Just like the Roman Empire brought Christianity and the Ottoman Empire Islam, the European Union has now brought Justice Reformism. And faced with the ideological gap left after the collapse of Blairism, Albanian center-left politics has taken up the call of this new sect and used it for its own purposes. Because just like religion elsewhere in the political sphere, it can be used very well to mask corrupt politics with the veil of righteousness, while securing powerful allies without a very strong moral compass.

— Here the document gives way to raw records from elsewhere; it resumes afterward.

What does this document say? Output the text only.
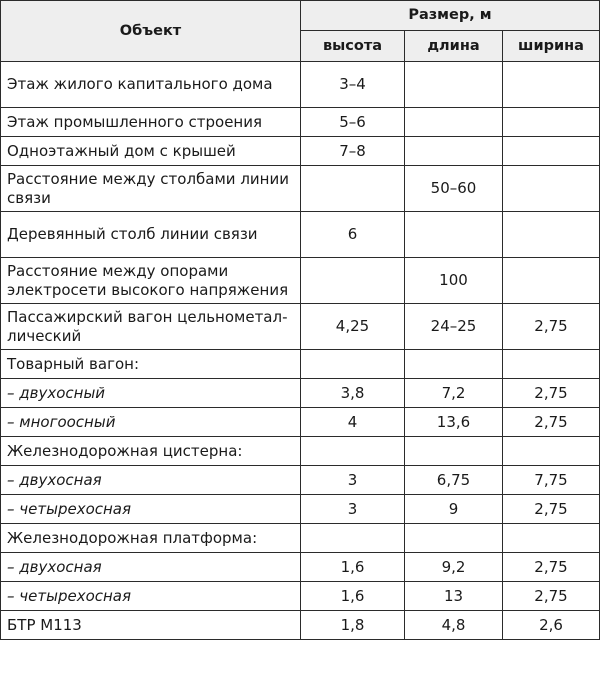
Объект	Размер, м		
	высота	длина	ширина
Этаж жилого капитального дома	3–4		
Этаж промышленного строения	5–6		
Одноэтажный дом с крышей	7–8		
Расстояние между столбами линии связи		50–60	
Деревянный столб линии связи	6		
Расстояние между опорами электросети высокого напряжения		100	
Пассажирский вагон цельнометал-лический	4,25	24–25	2,75
Товарный вагон:			
– двухосный	3,8	7,2	2,75
– многоосный	4	13,6	2,75
Железнодорожная цистерна:			
– двухосная	3	6,75	7,75
– четырехосная	3	9	2,75
Железнодорожная платформа:			
– двухосная	1,6	9,2	2,75
– четырехосная	1,6	13	2,75
БТР М113	1,8	4,8	2,6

One can see this everywhere: the Russian Orthodox Church and Putin, Hindu clergy and Modi, Orthodox Jews and Netanyahu, White Evangelicals and Trump. The dynamic is similar: the clergy beats the population into obedience with images of hellfire and punishment (revocation of visa! non-EU limbo!), while the politicians suck the country dry while basking in the legitimacy conferred onto them by mullahs, priests, and rabbis.
So every time we hear Soreca, Ruiz Calavera, or Hahn preach about the Justice Reform, we should ask: Are they truly serving the Albanian people, or are they making a promise as vague and undefined as Paradise at the End of Times, masking all that is unjust and untrue in our present world?